Another obvious error: You’ve discovered and repaired one obvious error in the data, but it appears that there’s another. Sometimes you get lucky and can infer the correct or intended value from the other data. For example, if you know the minimum and maximum values of a particular metric on a given day…
## Min. 1st Qu. Median Mean 3rd Qu. Max. NA's
## -1.000 8.000 10.000 8.861 10.000 10.000 30
We cannot have negative visibility miles. This is likely to be an input error and it should 1. Let’s change -1 to 1.
weather_boston4[Mean.VisibilityMiles==-1, Mean.VisibilityMiles:=1]

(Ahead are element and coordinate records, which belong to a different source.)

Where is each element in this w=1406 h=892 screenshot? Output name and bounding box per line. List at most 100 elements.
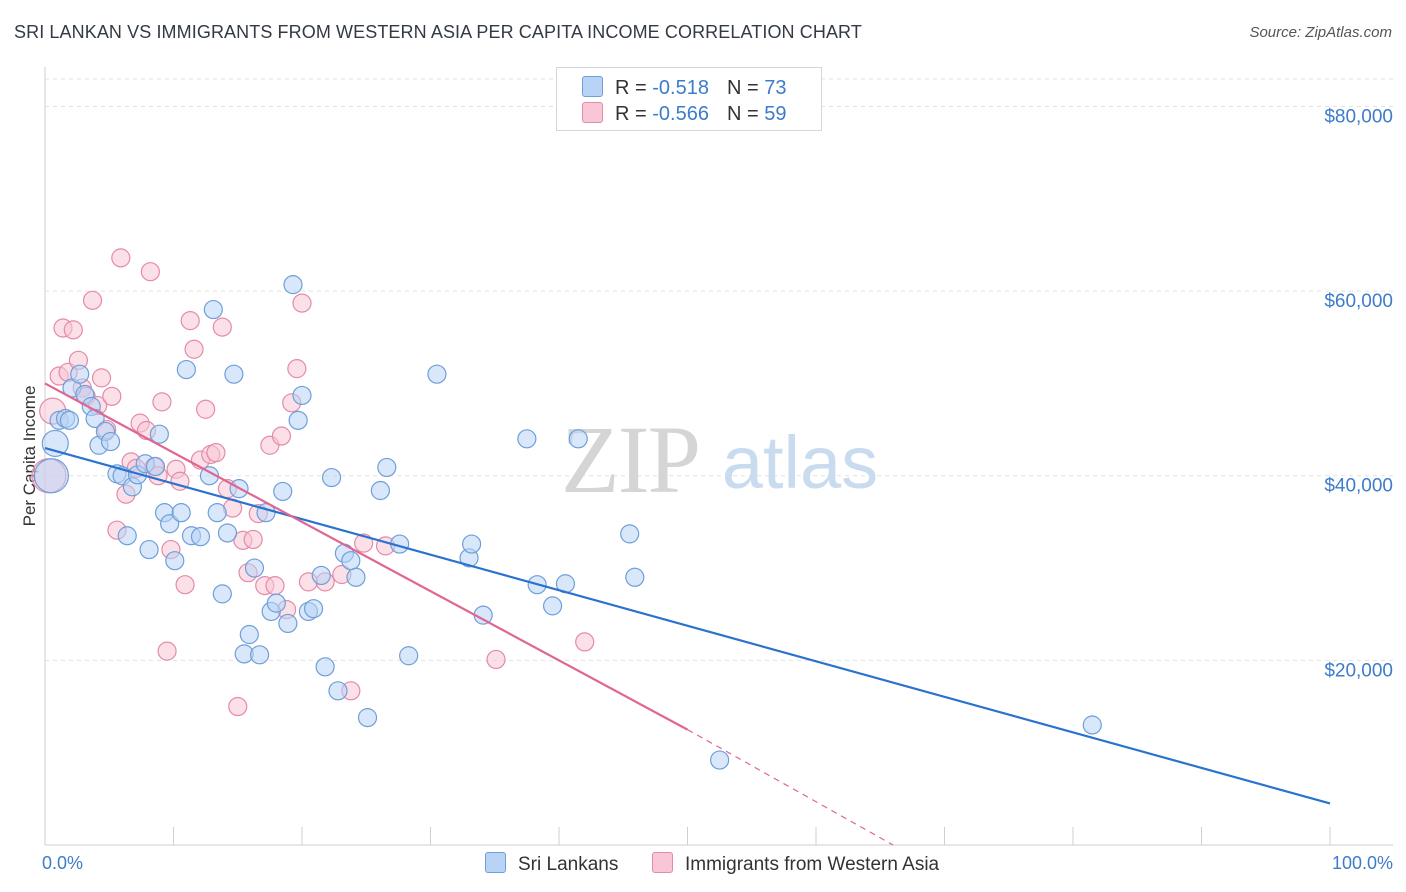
data-point-sri-lankan [1082, 715, 1102, 735]
axes [44, 67, 1393, 846]
data-point-sri-lankan [149, 424, 169, 444]
legend-row-sri-lankans: R = -0.518 N = 73 [582, 76, 787, 102]
data-point-sri-lankan [239, 624, 259, 645]
data-point-sri-lankan [59, 410, 80, 430]
legend-r-label: R = [615, 77, 653, 99]
y-tick-labels: $20,000 $40,000 $60,000 $80,000 [1324, 106, 1393, 681]
correlation-legend: R = -0.518 N = 73 R = -0.566 N = 59 [556, 67, 822, 131]
legend-r-label: R = [615, 103, 653, 125]
trend-line-sri-lankans [44, 446, 1331, 805]
legend-swatch-blue [485, 852, 506, 873]
y-tick-label: $80,000 [1324, 106, 1393, 127]
x-tick-label-min: 0.0% [42, 853, 83, 873]
bottom-legend-label: Immigrants from Western Asia [685, 854, 940, 875]
data-point-sri-lankan [278, 613, 298, 634]
trend-line-western-asia [44, 382, 689, 731]
watermark-atlas: atlas [722, 421, 878, 504]
data-point-western-asia [265, 575, 285, 596]
data-point-sri-lankan [517, 429, 537, 449]
data-point-western-asia [486, 649, 506, 670]
data-point-sri-lankan [266, 593, 286, 613]
data-point-sri-lankan [288, 410, 308, 430]
data-point-western-asia [354, 533, 374, 553]
data-point-western-asia [63, 320, 83, 340]
data-point-sri-lankan [217, 523, 238, 543]
y-tick-label: $20,000 [1324, 660, 1393, 681]
data-point-western-asia [243, 529, 263, 550]
data-point-western-asia [180, 311, 200, 331]
data-point-sri-lankan [357, 708, 378, 728]
y-axis-label: Per Capita Income [20, 386, 39, 527]
bottom-legend-label: Sri Lankans [518, 854, 619, 875]
data-point-sri-lankan [165, 551, 185, 571]
data-point-sri-lankan [346, 567, 366, 587]
data-point-sri-lankan [190, 527, 211, 547]
bottom-legend-western-asia[interactable]: Immigrants from Western Asia [652, 852, 939, 876]
data-point-sri-lankan [160, 514, 180, 534]
data-point-western-asia [140, 262, 160, 282]
data-point-western-asia [102, 386, 122, 406]
data-point-sri-lankan [341, 551, 361, 571]
legend-r-value: -0.566 [652, 103, 709, 125]
data-point-sri-lankan [568, 429, 588, 449]
trend-lines [44, 382, 1331, 846]
legend-n-label: N = [726, 103, 765, 125]
trend-line-western-asia-extension [687, 729, 894, 846]
data-point-western-asia [271, 426, 292, 446]
legend-r-value: -0.518 [652, 77, 709, 99]
data-point-sri-lankan [542, 596, 563, 616]
data-point-western-asia [287, 359, 307, 379]
y-tick-label: $40,000 [1324, 476, 1393, 497]
series-sri-lankans [33, 275, 1102, 770]
data-point-sri-lankan [311, 565, 331, 586]
data-point-western-asia [175, 575, 195, 595]
data-point-western-asia [184, 339, 204, 359]
data-point-sri-lankan [620, 524, 640, 544]
data-point-sri-lankan [273, 481, 293, 502]
data-point-sri-lankan [145, 456, 166, 477]
source-credit: Source: ZipAtlas.com [1249, 24, 1392, 41]
data-point-sri-lankan [399, 646, 419, 666]
data-point-sri-lankan [315, 657, 335, 677]
data-point-sri-lankan [427, 364, 447, 384]
data-point-sri-lankan [139, 539, 159, 560]
chart-title: SRI LANKAN VS IMMIGRANTS FROM WESTERN AS… [14, 22, 862, 42]
data-point-western-asia [111, 248, 131, 268]
legend-swatch-pink [652, 852, 673, 873]
data-point-sri-lankan [321, 467, 342, 488]
data-point-sri-lankan [283, 275, 303, 295]
data-point-sri-lankan [249, 645, 270, 665]
legend-n-label: N = [726, 77, 765, 99]
legend-swatch-blue [582, 76, 603, 97]
data-point-western-asia [228, 696, 248, 717]
data-point-sri-lankan [625, 567, 645, 587]
watermark: ZIP atlas [561, 406, 878, 513]
data-point-sri-lankan [710, 750, 730, 770]
data-point-western-asia [152, 392, 172, 412]
data-point-sri-lankan [176, 359, 196, 380]
data-point-sri-lankan [462, 534, 482, 554]
watermark-zip: ZIP [561, 406, 699, 513]
data-point-sri-lankan [212, 584, 232, 604]
y-tick-label: $60,000 [1324, 291, 1393, 312]
data-point-sri-lankan [70, 364, 90, 384]
data-point-sri-lankan [171, 503, 191, 523]
data-point-western-asia [206, 443, 226, 463]
data-point-sri-lankan [377, 457, 397, 478]
data-point-western-asia [82, 290, 103, 310]
data-point-sri-lankan [207, 503, 227, 523]
legend-n-value: 59 [764, 103, 787, 125]
data-point-western-asia [157, 641, 177, 661]
legend-n-value: 73 [764, 77, 787, 99]
x-tick-label-max: 100.0% [1332, 853, 1393, 873]
data-point-western-asia [575, 632, 595, 652]
data-point-sri-lankan [292, 385, 312, 406]
data-point-sri-lankan [203, 299, 223, 320]
data-point-sri-lankan [328, 681, 348, 701]
data-point-western-asia [292, 293, 312, 313]
bottom-legend-sri-lankans[interactable]: Sri Lankans [485, 852, 618, 876]
legend-row-western-asia: R = -0.566 N = 59 [582, 102, 787, 128]
data-point-sri-lankan [100, 431, 121, 452]
data-point-sri-lankan [303, 599, 324, 619]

Check other possible extreme values
13.4.4 Finishing touches
Before officially calling our weather_boston data clean, we want to put a couple of finishing touches on the data. These are a bit more subjective and may not be necessary for analysis, but they will make the data easier for others to interpret, which is generally a good thing.
There are a number of stylistic conventions in the R language. Depending on who you ask, these conventions may vary. Because the period (.) has special meaning in certain situations, we generally recommend using underscores (_) to separate words in variable names. We also prefer all lowercase letters so that no one has to remember which letters are uppercase or lowercase.

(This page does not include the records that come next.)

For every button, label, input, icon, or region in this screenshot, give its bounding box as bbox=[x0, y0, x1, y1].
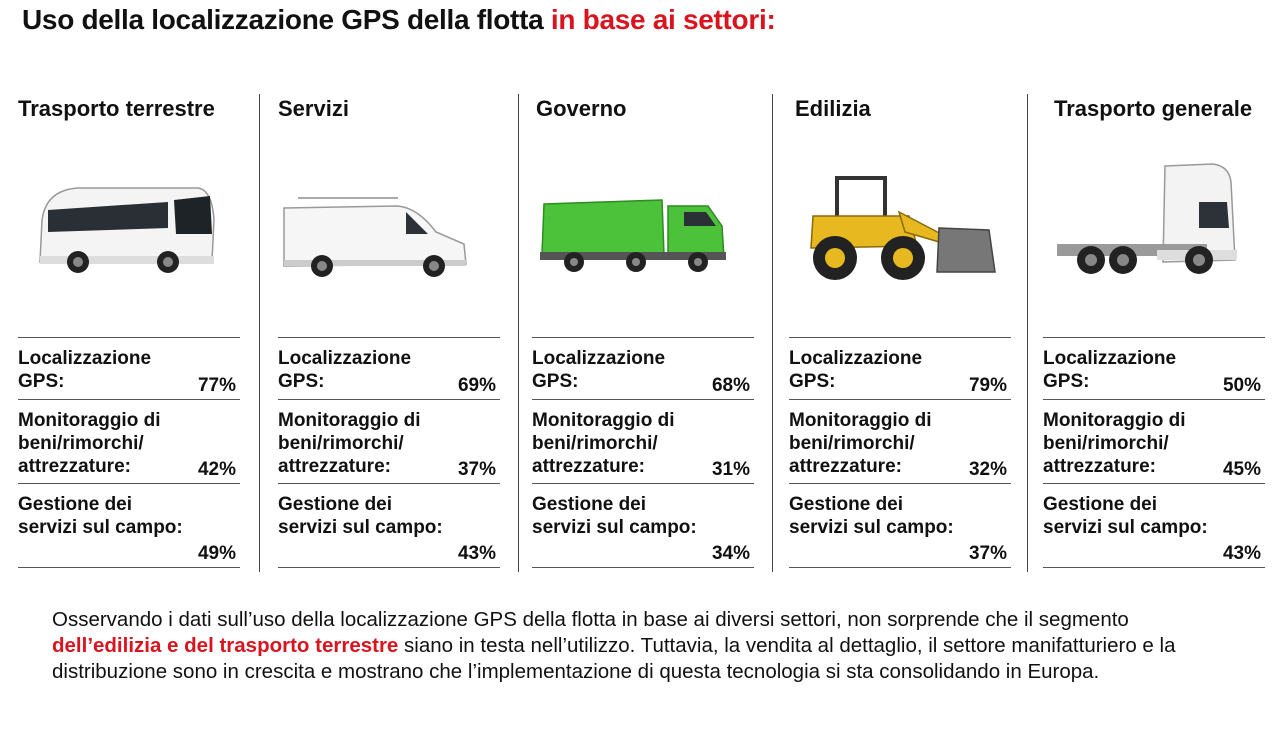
stat-label: Monitoraggio di beni/rimorchi/ attrezzat… bbox=[789, 410, 932, 477]
stat-label: Localizzazione GPS: bbox=[789, 348, 923, 392]
stat-row-gps: Localizzazione GPS: 77% bbox=[18, 337, 240, 399]
stat-row-gps: Localizzazione GPS: 50% bbox=[1043, 337, 1265, 399]
paragraph-text: siano in testa nell’utilizzo. Tuttavia, … bbox=[52, 634, 1176, 683]
stats-table: Localizzazione GPS: 69% Monitoraggio di … bbox=[278, 337, 500, 568]
stat-value: 50% bbox=[1222, 375, 1261, 396]
stat-row-field: Gestione dei servizi sul campo: 49% bbox=[18, 483, 240, 568]
stat-value: 68% bbox=[711, 375, 750, 396]
stats-table: Localizzazione GPS: 68% Monitoraggio di … bbox=[532, 337, 754, 568]
stat-value: 45% bbox=[1222, 459, 1261, 480]
stat-value: 79% bbox=[968, 375, 1007, 396]
stats-table: Localizzazione GPS: 77% Monitoraggio di … bbox=[18, 337, 240, 568]
stat-value: 31% bbox=[711, 459, 750, 480]
stat-row-asset: Monitoraggio di beni/rimorchi/ attrezzat… bbox=[532, 399, 754, 483]
truck-tractor-icon bbox=[1043, 162, 1263, 292]
stat-value: 43% bbox=[1222, 543, 1261, 564]
stat-label: Monitoraggio di beni/rimorchi/ attrezzat… bbox=[278, 410, 421, 477]
stat-label: Monitoraggio di beni/rimorchi/ attrezzat… bbox=[18, 410, 161, 477]
stat-value: 34% bbox=[711, 543, 750, 564]
stat-row-asset: Monitoraggio di beni/rimorchi/ attrezzat… bbox=[278, 399, 500, 483]
wheel-loader-icon bbox=[789, 172, 1009, 302]
stat-label: Gestione dei servizi sul campo: bbox=[278, 494, 443, 538]
sector-title: Edilizia bbox=[795, 96, 871, 121]
sector-title: Trasporto generale bbox=[1054, 96, 1253, 121]
paragraph-highlight: dell’edilizia e del trasporto terrestre bbox=[52, 634, 399, 657]
stat-value: 77% bbox=[197, 375, 236, 396]
column-divider bbox=[772, 94, 773, 572]
stat-label: Gestione dei servizi sul campo: bbox=[1043, 494, 1208, 538]
stat-row-gps: Localizzazione GPS: 68% bbox=[532, 337, 754, 399]
stat-row-field: Gestione dei servizi sul campo: 43% bbox=[278, 483, 500, 568]
column-divider bbox=[1027, 94, 1028, 572]
stat-label: Gestione dei servizi sul campo: bbox=[18, 494, 183, 538]
title-highlight: in base ai settori: bbox=[550, 4, 776, 35]
stat-label: Localizzazione GPS: bbox=[1043, 348, 1177, 392]
sector-title: Servizi bbox=[278, 96, 349, 121]
stats-table: Localizzazione GPS: 50% Monitoraggio di … bbox=[1043, 337, 1265, 568]
column-divider bbox=[259, 94, 260, 572]
stat-row-field: Gestione dei servizi sul campo: 43% bbox=[1043, 483, 1265, 568]
page-title: Uso della localizzazione GPS della flott… bbox=[22, 4, 776, 36]
stat-value: 43% bbox=[457, 543, 496, 564]
stat-label: Localizzazione GPS: bbox=[18, 348, 152, 392]
stat-value: 32% bbox=[968, 459, 1007, 480]
stat-label: Localizzazione GPS: bbox=[278, 348, 412, 392]
stat-value: 49% bbox=[197, 543, 236, 564]
stat-label: Gestione dei servizi sul campo: bbox=[532, 494, 697, 538]
stat-label: Monitoraggio di beni/rimorchi/ attrezzat… bbox=[532, 410, 675, 477]
stat-row-field: Gestione dei servizi sul campo: 37% bbox=[789, 483, 1011, 568]
stat-row-asset: Monitoraggio di beni/rimorchi/ attrezzat… bbox=[1043, 399, 1265, 483]
stat-row-asset: Monitoraggio di beni/rimorchi/ attrezzat… bbox=[18, 399, 240, 483]
paragraph-text: Osservando i dati sull’uso della localiz… bbox=[52, 608, 1129, 631]
stat-value: 37% bbox=[968, 543, 1007, 564]
stat-value: 69% bbox=[457, 375, 496, 396]
bus-icon bbox=[18, 180, 238, 310]
van-icon bbox=[278, 188, 498, 318]
stat-row-gps: Localizzazione GPS: 79% bbox=[789, 337, 1011, 399]
column-divider bbox=[518, 94, 519, 572]
stat-label: Monitoraggio di beni/rimorchi/ attrezzat… bbox=[1043, 410, 1186, 477]
stats-table: Localizzazione GPS: 79% Monitoraggio di … bbox=[789, 337, 1011, 568]
stat-value: 42% bbox=[197, 459, 236, 480]
stat-label: Gestione dei servizi sul campo: bbox=[789, 494, 954, 538]
sector-title: Governo bbox=[536, 96, 627, 121]
garbage-truck-icon bbox=[532, 192, 752, 322]
stat-value: 37% bbox=[457, 459, 496, 480]
sector-title: Trasporto terrestre bbox=[18, 96, 215, 121]
stat-row-asset: Monitoraggio di beni/rimorchi/ attrezzat… bbox=[789, 399, 1011, 483]
summary-paragraph: Osservando i dati sull’uso della localiz… bbox=[52, 607, 1202, 685]
stat-row-field: Gestione dei servizi sul campo: 34% bbox=[532, 483, 754, 568]
stat-row-gps: Localizzazione GPS: 69% bbox=[278, 337, 500, 399]
stat-label: Localizzazione GPS: bbox=[532, 348, 666, 392]
title-main: Uso della localizzazione GPS della flott… bbox=[22, 4, 544, 35]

Finally, the events column (renamed to be all lowercase in the first instruction) contains an empty string ("") for any day on which there was no significant weather event such as rain, fog, a thunderstorm, etc. However, if it’s the first time you’re seeing these data, it may not be obvious that this is the case, so it’s best for us to be explicit and replace the empty strings with something more meaningful.
# Clean up column names
names(weather_boston4) = tolower(names(weather_boston4))
Note that str_replace_all(names(weather_boston4),“.”,“") will not replace "." with "” becuase . is a special operator in R, we need to use \ in front of “.” such that the code know we are not refer . as the special operator, but literal “.”

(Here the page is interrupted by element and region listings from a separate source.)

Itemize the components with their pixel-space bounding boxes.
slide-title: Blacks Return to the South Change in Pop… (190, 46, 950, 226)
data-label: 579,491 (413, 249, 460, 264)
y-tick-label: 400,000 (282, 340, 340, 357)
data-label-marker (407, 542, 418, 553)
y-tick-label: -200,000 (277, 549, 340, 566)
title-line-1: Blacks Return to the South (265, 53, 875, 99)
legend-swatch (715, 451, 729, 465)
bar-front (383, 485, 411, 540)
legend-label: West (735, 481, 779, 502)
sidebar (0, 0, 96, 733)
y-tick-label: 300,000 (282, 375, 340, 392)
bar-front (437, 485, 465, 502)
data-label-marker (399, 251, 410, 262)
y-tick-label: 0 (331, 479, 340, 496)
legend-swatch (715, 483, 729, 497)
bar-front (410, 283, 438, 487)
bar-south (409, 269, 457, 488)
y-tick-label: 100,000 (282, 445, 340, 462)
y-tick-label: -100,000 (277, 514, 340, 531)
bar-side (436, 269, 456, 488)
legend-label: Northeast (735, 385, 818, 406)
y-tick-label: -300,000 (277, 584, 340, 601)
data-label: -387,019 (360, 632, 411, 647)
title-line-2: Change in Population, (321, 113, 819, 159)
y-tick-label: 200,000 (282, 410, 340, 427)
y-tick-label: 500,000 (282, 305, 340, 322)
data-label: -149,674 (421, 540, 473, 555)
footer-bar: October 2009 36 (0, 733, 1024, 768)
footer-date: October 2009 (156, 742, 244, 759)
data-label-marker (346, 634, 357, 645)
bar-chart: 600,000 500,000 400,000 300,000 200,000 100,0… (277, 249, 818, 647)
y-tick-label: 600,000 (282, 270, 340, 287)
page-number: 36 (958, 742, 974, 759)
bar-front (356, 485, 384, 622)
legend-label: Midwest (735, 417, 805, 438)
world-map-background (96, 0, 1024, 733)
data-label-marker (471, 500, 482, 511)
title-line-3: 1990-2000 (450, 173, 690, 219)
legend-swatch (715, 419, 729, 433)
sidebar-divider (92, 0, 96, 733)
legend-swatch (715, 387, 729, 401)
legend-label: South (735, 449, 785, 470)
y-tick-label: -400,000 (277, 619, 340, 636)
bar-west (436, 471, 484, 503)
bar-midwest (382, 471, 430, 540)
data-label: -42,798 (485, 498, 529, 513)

# Replace empty cells in events column
weather_boston4[events == "", events:= "none"]
## Fog Fog-Rain
## 6 8
## Fog-Rain-Hail-Thunderstorm Fog-Rain-Snow
## 1 4
## Fog-Rain-Thunderstorm Fog-Snow
## 3 7
## none Rain
## 231 90
## Rain-Snow Rain-Thunderstorm
## 10 4
## Snow Thunderstorm
## 31 1
Print the first 6 rows of weather_boston4. Enjoy examining your great accomplishment of cleaning a messy data!
## year month day cloudcover events max_dew_pointf max_gust_speedmph
## 1: 2014 12 1 6 Rain 46 29
## 2: 2014 12 2 7 Rain-Snow 40 29
## 3: 2014 12 3 8 Rain 49 38
## 4: 2014 12 4 3 none 24 33
## 5: 2014 12 5 5 Rain 37 26
## 6: 2014 12 6 8 Rain 45 25
## max_humidity max_sea_level_pressurein max_temperaturef max_visibilitymiles
## 1: 74 30.45 64 10
## 2: 92 30.71 42 10
## 3: 100 30.40 51 10
## 4: 69 30.56 43 10
## 5: 85 30.68 42 10
## 6: 100 30.42 45 10
## max_wind_speedmph mean_humidity mean_sea_level_pressurein mean_temperaturef
## 1: 22 63 30.13 52
## 2: 24 72 30.59 38
## 3: 29 79 30.07 44
## 4: 25 54 30.33 37
## 5: 22 66 30.59 34
## 6: 22 93 30.24 42
## mean_visibilitymiles mean_wind_speedmph meandew_pointf min_dewpointf
## 1: 10 13 40 26
## 2: 8 15 27 17
## 3: 5 12 42 24
## 4: 10 12 21 13
## 5: 10 10 25 12
## 6: 4 8 40 36
## min_humidity min_sea_level_pressurein min_temperaturef min_visibilitymiles
## 1: 52 30.01 39 10
## 2: 51 30.40 33 2
## 3: 57 29.87 37 1
## 4: 39 30.09 30 10
## 5: 47 30.45 26 5
## 6: 85 30.16 38 0
## precipitationin winddirdegrees date weather_boston4
## 1: 0.01 268 2014-12-01 0.01
## 2: 0.10 62 2014-12-02 0.10
## 3: 0.44 254 2014-12-03 0.44
## 4: 0.00 292 2014-12-04 0.00
## 5: 0.11 61 2014-12-05 0.11
## 6: 1.09 313 2014-12-06 1.09
Remove intermediate datasets to save memory space. This is particular important when working with big data.
13.5 Summary
We go through the three steps to clean data with an example of weather_boston: 1) exploring raw data to for diagnosis; 2) tidy the data using melt() and dcast() 3) convert columns into the right variable type.
We use melt() and dcast() to tidy the data.
Convert variables into the right variable type using teh data.table syntax.
In real work, we may encounter different messy data. We should use the learned knowledge to describe the messy data, and clean the data.